In New York, where he acquired a working knowledge of Russian so he could read Dostoyevsky in the original, Davenport became – in the words of former Irish ambassador to the UK and close working colleague Dáithí O’Ceallaigh – very friendly with the Finnish diplomat Martti Ahtissaari, then deputy secretary general of the UN and later president of Finland in the 1990s.

This was to bear fruit years later when Ahtissaari was instrumental in getting former Finnish prime minister Harri Holkeri to be part of the three-man body, with US senator George Mitchell and retired Canadian general Jean de Chastellain, in the crucial negotiations with paramilitaries and politicians from both sides in Northern Ireland which paved the way for the Belfast Agreement in 1998.

In Dublin, from January 1983 Davenport became what another former colleague who worked with him in the AID described as “one of the key people who built towards the agreement”, a process that brought him back into the orbit of Garret FitzGerald, by then taoiseach.

UN experience

Dáithí O’Ceallaigh says Davenport was “the only person in the [AID] with serious UN experience”, adding that, as such, he [Davenport] knew “it was very important that the agreement be lodged with the UN as an international treaty.
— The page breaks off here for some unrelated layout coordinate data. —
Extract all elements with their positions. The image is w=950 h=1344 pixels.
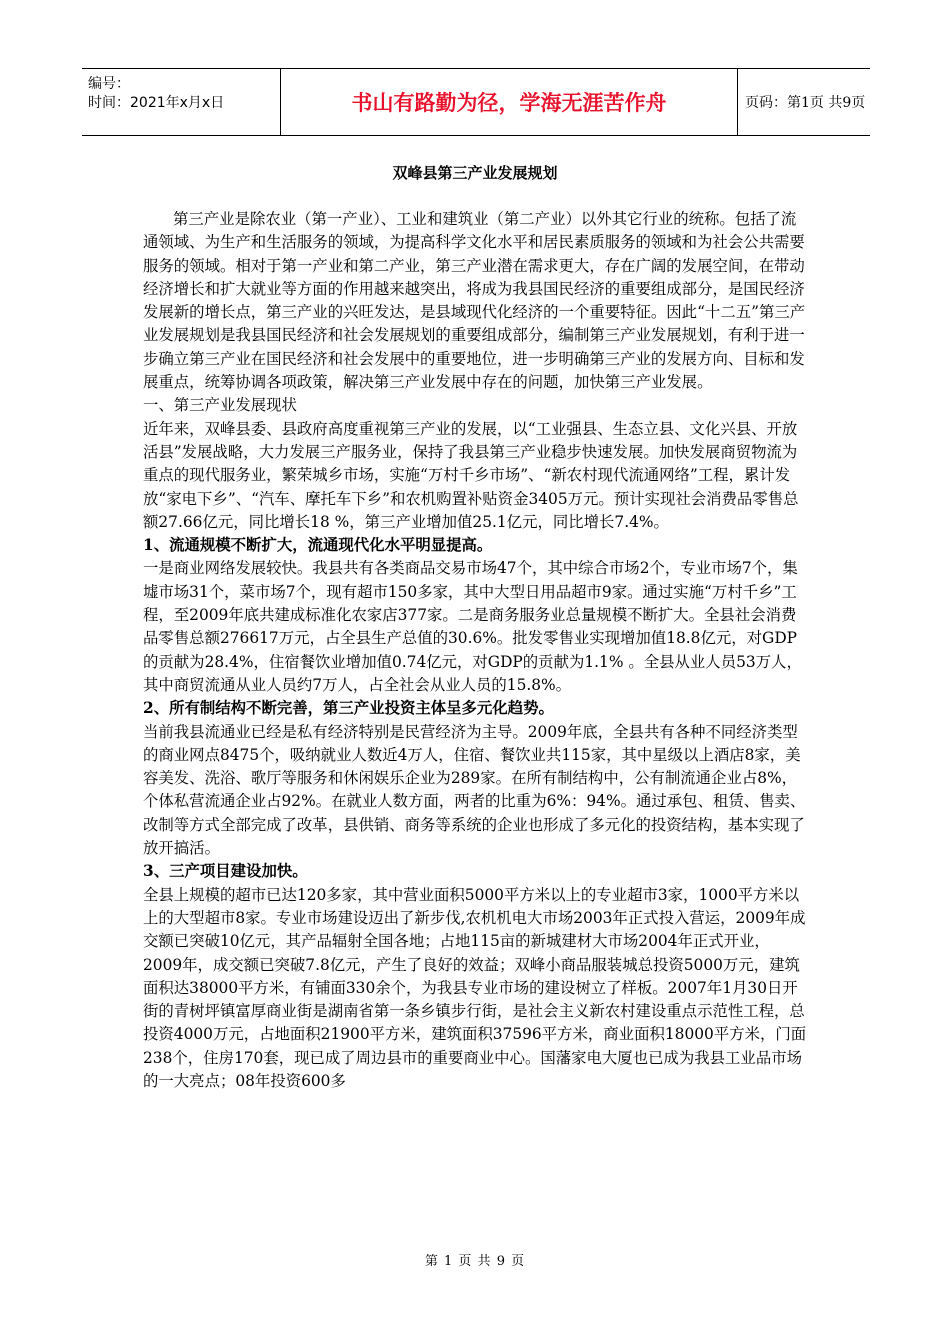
subsection-heading: 2、所有制结构不断完善，第三产业投资主体呈多元化趋势。 [143,699,554,718]
paragraph: 近年来，双峰县委、县政府高度重视第三产业的发展，以“工业强县、生态立县、文化兴县、开放活县”发展战略，大力发展三产服务业，保持了我县第三产业稳步快速发展。加快发展商贸物流为重点的现代服务业，繁荣城乡市场，实施“万村千乡市场”、“新农村现代流通网络”工程，累计发放“家电下乡”、“汽车、摩托车下乡”和农机购置补贴资金3405万元。预计实现社会消费品零售总额27.66亿元，同比增长18 %，第三产业增加值25.1亿元，同比增长7.4%。 [143,419,799,531]
number-label: 编号： [88,76,130,92]
document-body [143,208,810,1093]
header-table [82,68,870,136]
document-title: 双峰县第三产业发展规划 [392,164,558,182]
subsection-heading: 3、三产项目建设加快。 [143,862,308,881]
paragraph: 一是商业网络发展较快。我县共有各类商品交易市场47个，其中综合市场2个，专业市场7个，集墟市场31个，菜市场7个，现有超市150多家，其中大型日用品超市9家。通过实施“万村千乡”工程，至2009年底共建成标准化农家店377家。二是商务服务业总量规模不断扩大。全县社会消费品零售总额276617万元，占全县生产总值的30.6%。批发零售业实现增加值18.8亿元，对GDP的贡献为28.4%，住宿餐饮业增加值0.74亿元，对GDP的贡献为1.1% 。全县从业人员53万人，其中商贸流通从业人员约7万人，占全社会从业人员的15.8%。 [143,559,802,694]
section-heading: 一、第三产业发展现状 [143,396,297,415]
paragraph: 当前我县流通业已经是私有经济特别是民营经济为主导。2009年底，全县共有各种不同经济类型的商业网点8475个，吸纳就业人数近4万人，住宿、餐饮业共115家，其中星级以上酒店8家，美容美发、洗浴、歌厅等服务和休闲娱乐企业为289家。在所有制结构中，公有制流通企业占8%，个体私营流通企业占92%。在就业人数方面，两者的比重为6%：94%。通过承包、租赁、售卖、改制等方式全部完成了改革，县供销、商务等系统的企业也形成了多元化的投资结构，基本实现了放开搞活。 [143,722,806,858]
motto: 书山有路勤为径，学海无涯苦作舟 [280,69,738,135]
header-info [82,69,280,135]
paragraph: 全县上规模的超市已达120多家，其中营业面积5000平方米以上的专业超市3家，1000平方米以上的大型超市8家。专业市场建设迈出了新步伐,农机机电大市场2003年正式投入营运，2009年成交额已突破10亿元，其产品辐射全国各地；占地115亩的新城建材大市场2004年正式开业， 2009年，成交额已突破7.8亿元，产生了良好的效益；双峰小商品服装城总投资5000万元，建筑面积达38000平方米，有铺面330余个，为我县专业市场的建设树立了样板。2007年1月30日开街的青树坪镇富厚商业街是湖南省第一条乡镇步行街，是社会主义新农村建设重点示范性工程，总投资4000万元，占地面积21900平方米，建筑面积37596平方米，商业面积18000平方米，门面238个，住房170套，现已成了周边县市的重要商业中心。国藩家电大厦也已成为我县工业品市场的一大亮点；08年投资600多 [143,885,807,1090]
page-footer: 第 1 页 共 9 页 [424,1254,526,1269]
subsection-heading: 1、流通规模不断扩大，流通现代化水平明显提高。 [143,536,493,555]
page-label: 页码：第1页 共9页 [745,95,866,111]
intro-paragraph: 第三产业是除农业（第一产业）、工业和建筑业（第二产业）以外其它行业的统称。包括了流通领域、为生产和生活服务的领域，为提高科学文化水平和居民素质服务的领域和为社会公共需要服务的领域。相对于第一产业和第二产业，第三产业潜在需求更大，存在广阔的发展空间，在带动经济增长和扩大就业等方面的作用越来越突出，将成为我县国民经济的重要组成部分，是国民经济发展新的增长点，第三产业的兴旺发达，是县域现代化经济的一个重要特征。因此“十二五”第三产业发展规划是我县国民经济和社会发展规划的重要组成部分，编制第三产业发展规划，有利于进一步确立第三产业在国民经济和社会发展中的重要地位，进一步明确第三产业的发展方向、目标和发展重点，统筹协调各项政策，解决第三产业发展中存在的问题，加快第三产业发展。 [143,210,806,392]
time-label: 时间：2021年x月x日 [88,95,225,111]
He was also heavily involved with [drafting] the text of the agreement to ensure it was compatible with international treaties.”
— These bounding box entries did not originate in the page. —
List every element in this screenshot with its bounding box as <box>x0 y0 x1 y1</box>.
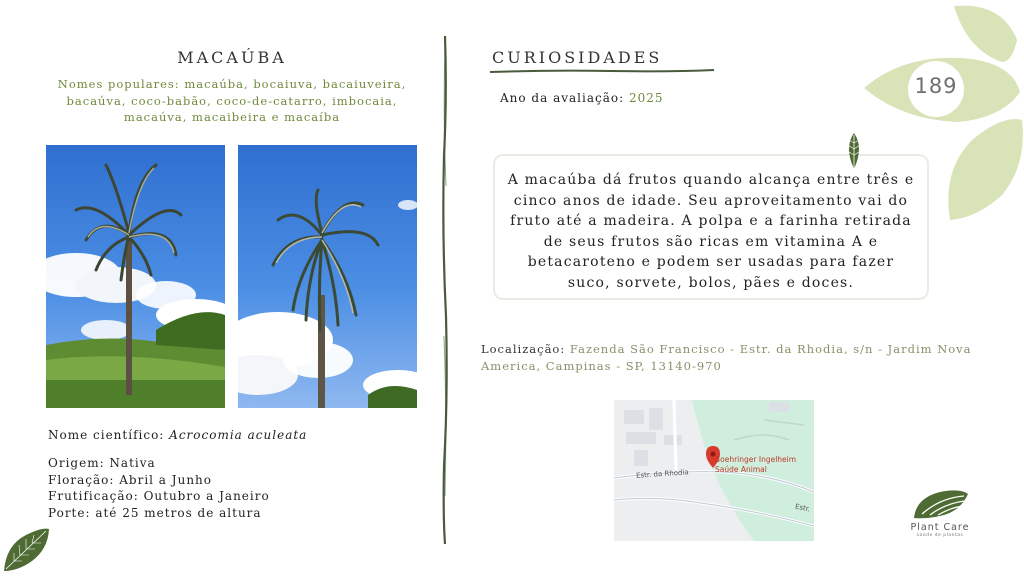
logo-tagline: saúde de plantas <box>916 533 964 538</box>
leaf-icon <box>844 133 864 173</box>
palm-closeup-illustration <box>238 145 417 408</box>
popular-names-label: Nomes populares: <box>57 77 180 91</box>
scientific-name-label: Nome científico: <box>48 428 165 442</box>
title-underline <box>490 68 715 74</box>
plant-title: MACAÚBA <box>177 48 287 67</box>
map-road-label: Estr. da Rhodia <box>635 468 689 480</box>
evaluation-value: 2025 <box>628 91 664 105</box>
page-number: 189 <box>914 74 958 98</box>
location-label: Localização: <box>481 342 566 356</box>
location <box>481 341 981 374</box>
location-map[interactable] <box>614 400 814 541</box>
fruiting-text: Frutificação: Outubro a Janeiro <box>48 489 270 503</box>
scientific-name-line <box>48 428 307 442</box>
curiosities-text: A macaúba dá frutos quando alcança entre três e cinco anos de idade. Seu aproveitamento vai do fruto até a madeira. A polpa e a farinha retirada de seus frutos são ricas em vitamina A e betacaroteno e podem ser usadas para fazer suco, sorvete, bolos, pães e doces. <box>507 172 915 291</box>
origin-text: Origem: Nativa <box>48 456 156 470</box>
evaluation-year <box>500 91 664 105</box>
plant-facts <box>48 455 270 521</box>
corner-leaf-icon <box>2 527 50 573</box>
decorative-leaves <box>862 0 1024 225</box>
plant-photo-2 <box>238 145 417 408</box>
scientific-name: Acrocomia aculeata <box>169 428 308 442</box>
map-place-name <box>715 455 796 474</box>
location-address: Fazenda São Francisco - Estr. da Rhodia, s/n - Jardim Nova America, Campinas - SP, 13140-970 <box>481 342 972 373</box>
map-place-line1: Boehringer Ingelheim <box>715 455 797 464</box>
size-text: Porte: até 25 metros de altura <box>48 505 262 520</box>
popular-names-list: macaúba, bocaiuva, bacaiuveira, bacaúva, coco-babão, coco-de-catarro, imbocaia, macaúva, macaibeira e macaíba <box>66 77 407 124</box>
plant-care-logo <box>900 488 980 538</box>
plant-photo-1 <box>46 145 225 408</box>
map-place-line2: Saúde Animal <box>715 464 767 474</box>
popular-names <box>46 76 418 126</box>
flowering-text: Floração: Abril a Junho <box>48 472 212 487</box>
column-divider <box>438 36 452 544</box>
evaluation-label: Ano da avaliação: <box>500 91 625 105</box>
logo-name: Plant Care <box>910 522 970 533</box>
logo-leaf-icon <box>900 488 980 520</box>
palm-photo-illustration <box>46 145 225 408</box>
curiosities-title: CURIOSIDADES <box>492 48 663 67</box>
map-road-label-2: Estr. <box>794 502 811 514</box>
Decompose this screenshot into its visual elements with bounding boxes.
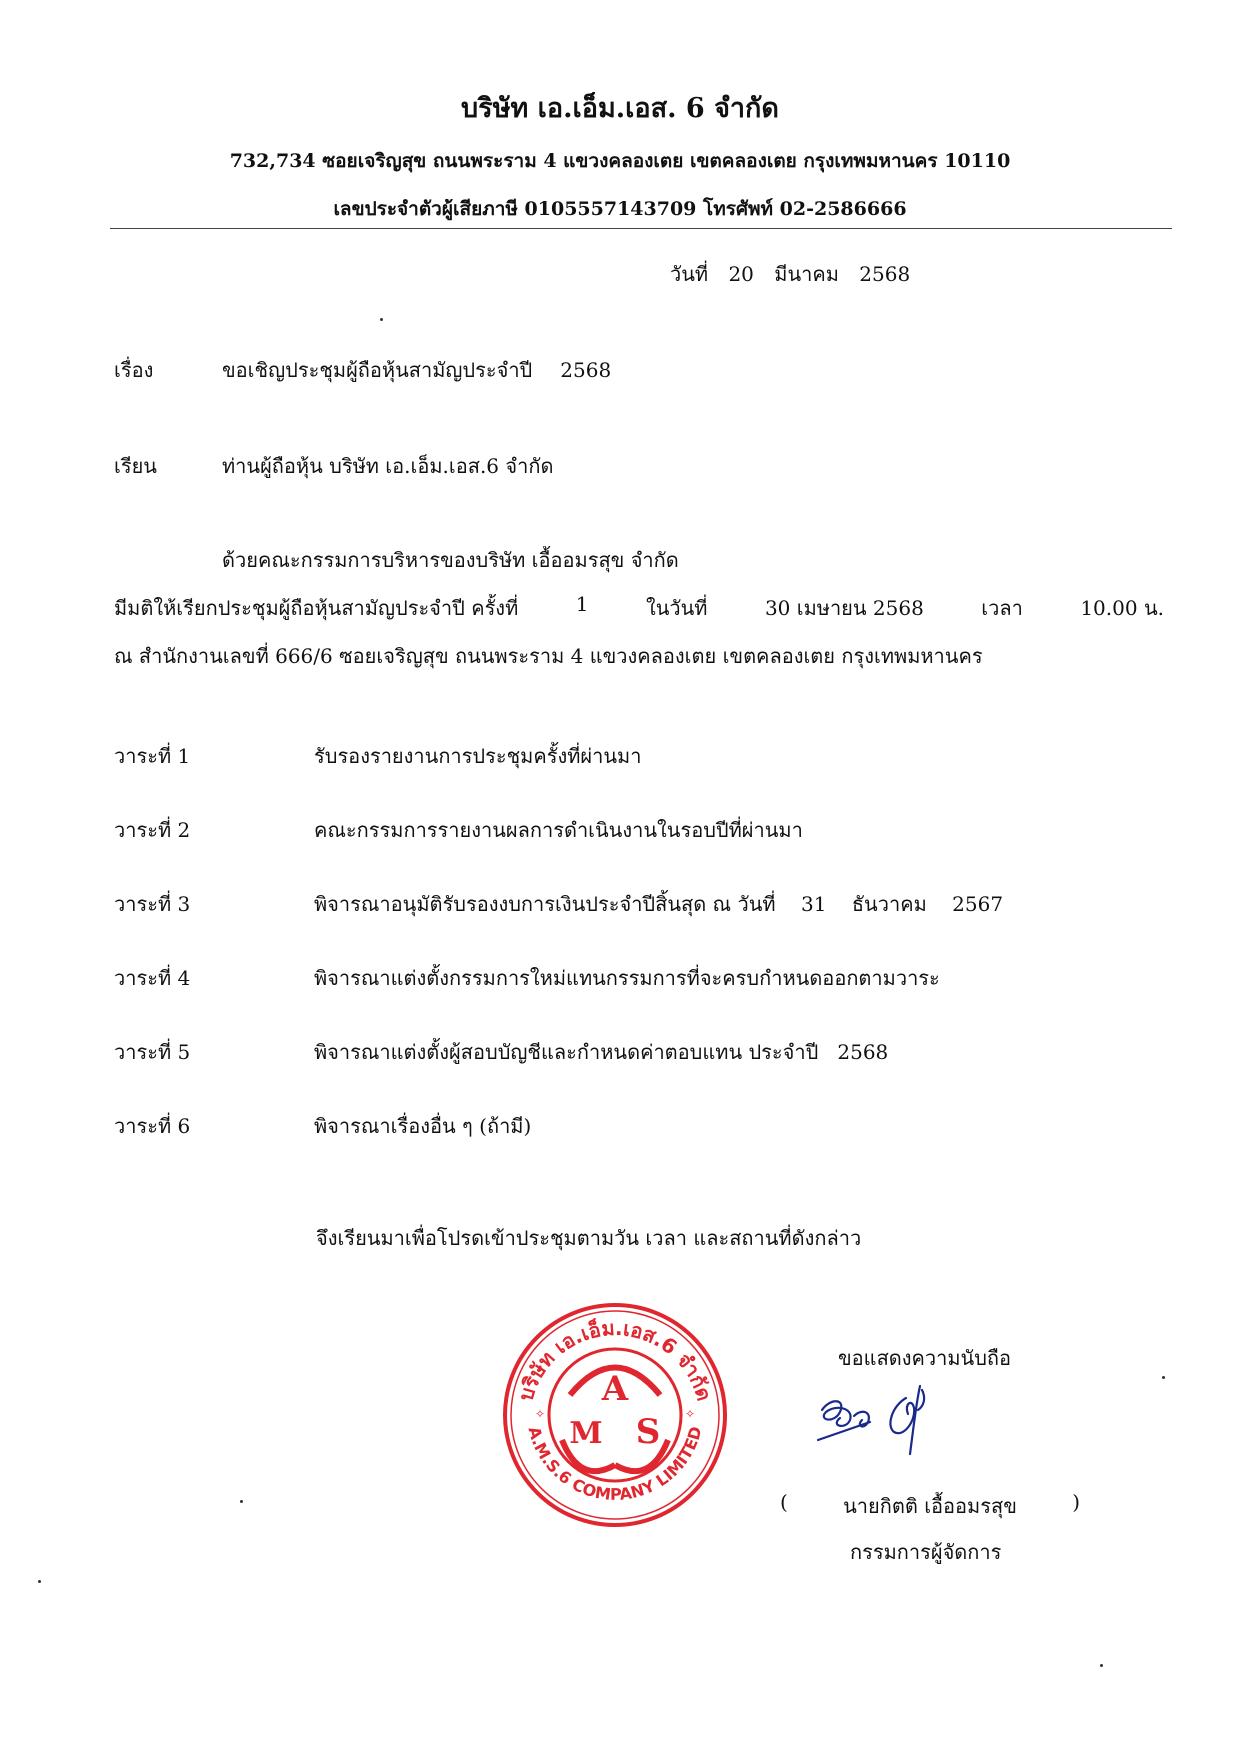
agenda-item <box>114 814 803 846</box>
seal-letter-a: A <box>601 1369 629 1409</box>
agenda-item <box>114 1110 531 1142</box>
meeting-time: 10.00 น. <box>1080 596 1164 620</box>
company-seal <box>500 1300 730 1530</box>
date-month: มีนาคม <box>774 262 839 286</box>
name-text: นายกิตติ เอื้ออมรสุข <box>843 1494 1017 1518</box>
name-close-paren: ) <box>1072 1490 1080 1514</box>
date-day: 20 <box>728 262 754 286</box>
meeting-number: 1 <box>575 592 589 616</box>
signatory-title: กรรมการผู้จัดการ <box>850 1540 1002 1564</box>
agenda-text: พิจารณาแต่งตั้งกรรมการใหม่แทนกรรมการที่จะครบกำหนดออกตามวาระ <box>314 966 940 990</box>
body-line-2 <box>114 592 1164 624</box>
agenda-item <box>114 888 1003 920</box>
subject-text <box>222 354 611 386</box>
company-name: บริษัท เอ.เอ็ม.เอส. 6 จำกัด <box>461 93 779 124</box>
agenda-number: วาระที่ 2 <box>114 818 191 842</box>
agenda-number: วาระที่ 5 <box>114 1040 191 1064</box>
speck <box>240 1500 243 1503</box>
speck <box>380 318 383 321</box>
agenda-text: พิจารณาแต่งตั้งผู้สอบบัญชีและกำหนดค่าตอบแทน ประจำปี 2568 <box>314 1040 889 1064</box>
meeting-date: 30 เมษายน 2568 <box>764 596 924 620</box>
seal-bottom-text: A.M.S.6 COMPANY LIMITED <box>524 1424 706 1504</box>
subject-body: ขอเชิญประชุมผู้ถือหุ้นสามัญประจำปี <box>222 358 533 382</box>
agenda-number: วาระที่ 3 <box>114 892 191 916</box>
letter-date <box>670 258 924 290</box>
svg-text:✧: ✧ <box>534 1407 546 1421</box>
date-year: 2568 <box>859 262 911 286</box>
body-line-2-part: มีมติให้เรียกประชุมผู้ถือหุ้นสามัญประจำปี ครั้งที่ <box>114 596 519 620</box>
body-line-1: ด้วยคณะกรรมการบริหารของบริษัท เอื้ออมรสุข จำกัด <box>222 548 679 572</box>
header-divider <box>110 228 1172 229</box>
recipient-label: เรียน <box>114 454 157 478</box>
agenda-number: วาระที่ 1 <box>114 744 191 768</box>
agenda-text: พิจารณาอนุมัติรับรองงบการเงินประจำปีสิ้นสุด ณ วันที่ 31 ธันวาคม 2567 <box>314 892 1004 916</box>
agenda-text: รับรองรายงานการประชุมครั้งที่ผ่านมา <box>314 744 642 768</box>
agenda-number: วาระที่ 4 <box>114 966 191 990</box>
signature-image <box>810 1380 960 1460</box>
speck <box>1162 1376 1165 1379</box>
speck <box>38 1580 41 1583</box>
signatory-name <box>780 1490 1080 1522</box>
speck <box>1100 1664 1103 1667</box>
subject-label: เรื่อง <box>114 358 154 382</box>
agenda-item <box>114 962 940 994</box>
regards-text: ขอแสดงความนับถือ <box>838 1346 1012 1370</box>
seal-letter-s: S <box>635 1412 661 1452</box>
agenda-text: คณะกรรมการรายงานผลการดำเนินงานในรอบปีที่ผ่านมา <box>314 818 803 842</box>
name-open-paren: ( <box>780 1490 788 1514</box>
agenda-text: พิจารณาเรื่องอื่น ๆ (ถ้ามี) <box>314 1114 532 1138</box>
agenda-item <box>114 1036 888 1068</box>
tax-phone-line: เลขประจำตัวผู้เสียภาษี 0105557143709 โทรศัพท์ 02-2586666 <box>333 198 907 220</box>
date-label: วันที่ <box>670 262 709 286</box>
recipient-text: ท่านผู้ถือหุ้น บริษัท เอ.เอ็ม.เอส.6 จำกัด <box>222 454 554 478</box>
agenda-number: วาระที่ 6 <box>114 1114 191 1138</box>
seal-top-text: บริษัท เอ.เอ็ม.เอส.6 จำกัด <box>513 1315 717 1404</box>
subject-year: 2568 <box>560 358 612 382</box>
body-line-2-part: เวลา <box>981 596 1023 620</box>
agenda-item <box>114 740 641 772</box>
body-line-2-part: ในวันที่ <box>645 596 708 620</box>
closing-sentence: จึงเรียนมาเพื่อโปรดเข้าประชุมตามวัน เวลา และสถานที่ดังกล่าว <box>316 1226 862 1250</box>
company-address: 732,734 ซอยเจริญสุข ถนนพระราม 4 แขวงคลองเตย เขตคลองเตย กรุงเทพมหานคร 10110 <box>229 150 1011 172</box>
svg-text:✧: ✧ <box>684 1407 696 1421</box>
seal-letter-m: M <box>569 1416 603 1451</box>
body-line-3: ณ สำนักงานเลขที่ 666/6 ซอยเจริญสุข ถนนพระราม 4 แขวงคลองเตย เขตคลองเตย กรุงเทพมหานคร <box>114 644 983 668</box>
After his work at the AID, Davenport spent two years at the Irish Embassy in Washington DC, before being appointed to Argentina, where he had previously served as third secretary in the early 1970s for three years. Thereafter, he was Irish ambassador to Switzerland, with accreditation to Croatia and Bosnia-Herzogovina in the late 1990s after the chaotic break-up of Yugoslavia in that period, and finally to the Holy See, where he was renowned for facilitating Irish pilgrims at getting good seats at papal audiences, again, according to a former colleague.

Intellectual brilliance

A fluent Spanish speaker, he spoke also fluent Italian and French and what his son, the noted travel writer Fionn Davenport, describes as "beautiful" Irish. Each of his former colleagues to whom The Irish Times spoke on the subject stressed his intellectual brilliance, his pleasantness as a colleague and his deep patriotism. As his former AID colleague said of him: "Bernard was a learned intellectual, deeply committed to Ireland as a nationalist in the best sense."

Bernard Davenport was born in Dublin, one of two children of Seamus Davenport, a native of Kinvara, Co Galway, and Julia (nee O'Meara) from Nenagh, Co Tipperary, a homemaker. He is survived by his widow, and his sons, Fionn and Giuliano, and his daughter, Fiammetta. His sister, Maura Davis, predeceased him.